The Irony of AI (at least for now)
After decades of obliterating our ability to focus, technology has a powerful new tool, LLMs — but unlocking their value requires the one skill we destroyed: attention.
Benedict Evans recently shared a post highlighting his perception that LLMs are in an early stage of technology development in which the usefulness is not quite there. Basically, he’s saying LLMs are overhyped as relevant to the modern professional as they stand right now.
I think he may be missing something.
I acknowledge that for some, the fall off or lack of usefulness is indeed the direct result of overhype. I believe that much of the real value to be unlocked for many real world use cases will come later with the advancement of AI agents/assistants and whatever else comes next. But I don’t think that what many people are experiencing as “this is wonderful, but I don’t have a use case” is actually a lack of usefulness or relevance.
Instead, I think it’s a lack of skill. Rather than attributing the AI usage falloff to a lack of meaningful use cases, we should instead be looking to the fact that many, if not most, users lack a strength in a core skill necessary to gain the full value and benefits of AI tools like ChatGPT, Claude and Gemini in the first place.
Without this critical skill people are only scratching the surface of what AI tools can do, never reaching the deeper levels of orchestration that can augment a wide variety of work and knowledge tasks.
These people are stuck in a cycle of first draft results. Never going further than a follow up or two. Never layering in their example outputs, custom data and contextual information. And as a result they are left unimpressed and progressively disengaged.
The missing skills? Paying attention.
AI has unlocked a new level in the game of life—but the ticket for entry is a skill that most of us have actively destroyed for far too long: the ability to pay attention.

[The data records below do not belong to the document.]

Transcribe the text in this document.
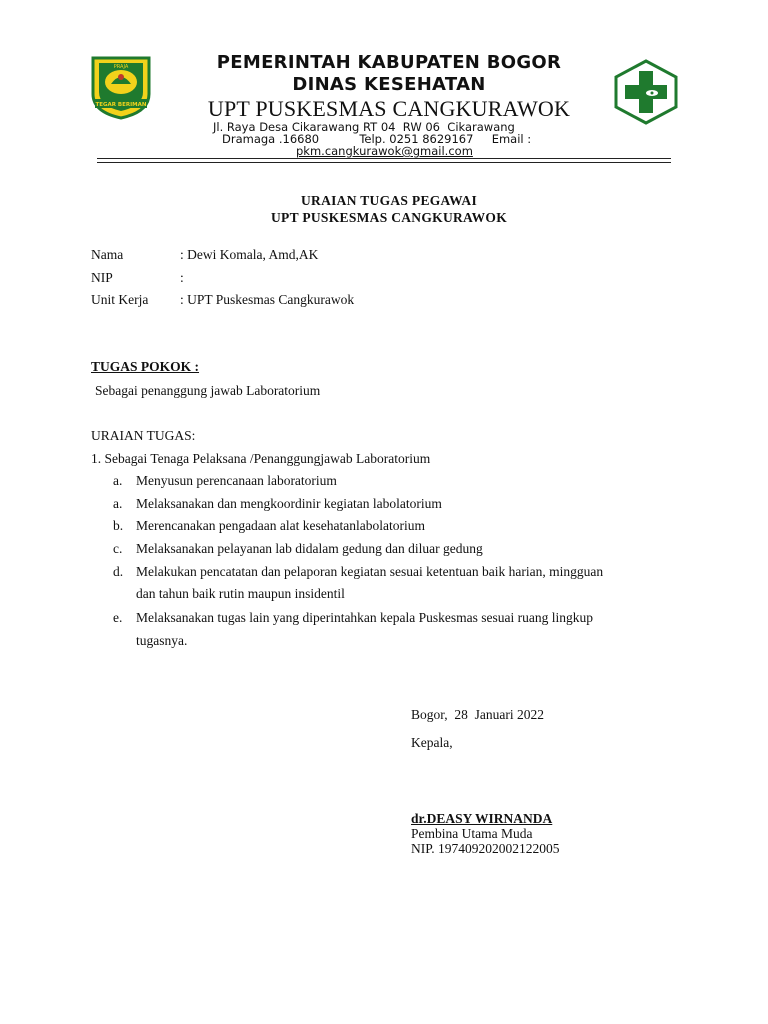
PRAJA
TEGAR BERIMAN
PEMERINTAH KABUPATEN BOGOR
DINAS KESEHATAN
UPT PUSKESMAS CANGKURAWOK
Jl. Raya Desa Cikarawang RT 04  RW 06  Cikarawang
Dramaga .16680           Telp. 0251 8629167     Email :
pkm.cangkurawok@gmail.com
URAIAN TUGAS PEGAWAI
UPT PUSKESMAS CANGKURAWOK
Nama	: Dewi Komala, Amd,AK
NIP	:
Unit Kerja : UPT Puskesmas Cangkurawok
TUGAS POKOK :
Sebagai penanggung jawab Laboratorium
URAIAN TUGAS:
1. Sebagai Tenaga Pelaksana /Penanggungjawab Laboratorium
a. Menyusun perencanaan laboratorium
a. Melaksanakan dan mengkoordinir kegiatan labolatorium
b. Merencanakan pengadaan alat kesehatanlabolatorium
c. Melaksanakan pelayanan lab didalam gedung dan diluar gedung
d. Melakukan pencatatan dan pelaporan kegiatan sesuai ketentuan baik harian, mingguan
dan tahun baik rutin maupun insidentil
e. Melaksanakan tugas lain yang diperintahkan kepala Puskesmas sesuai ruang lingkup
tugasnya.
Bogor,  28  Januari 2022
Kepala,
dr.DEASY WIRNANDA
Pembina Utama Muda
NIP. 197409202002122005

I’ve been working with generative AI tools in one form or another since 2021 when I first began using VQGANS+CLIP image generation notebooks in Google’s Colab to create abstract AI artworks. Since then I’ve moved into designing and developing AI applications with the latest LLM APIs. All in, I’ve spent months worth of time working hands on with LLM technology.
And there has been one consistent learning:
The key to unlocking the power and usefulness of AI lies in the ability to give your full and undivided attention to AI-aided tasks, for extended periods of time—working back and forth to refine and develop the desired outputs. Without this kind of deep work and collaboration, you simply can’t get great results with today’s AI models.
The irony of course, lies in the fact that we in modern society have spent the last decade or more absolutely obliterating our attention spans through the use of mobile technology and in particular social media. This puts many, if not all, of us at a disadvantage.
Like a computer or calculator, modern LLMs are a bicycle for the mind. When used correctly they exponentially accelerate productivity. When used incorrectly, they cause confusion, distraction and frustration.
Without attention and dedicated use, AI is just another useless tool.
The race to gain an edge with AI is underway and those best positioned to leverage its benefits will be those who can overcome outside distractions and dedicate themselves to engaging with their AI collaborators.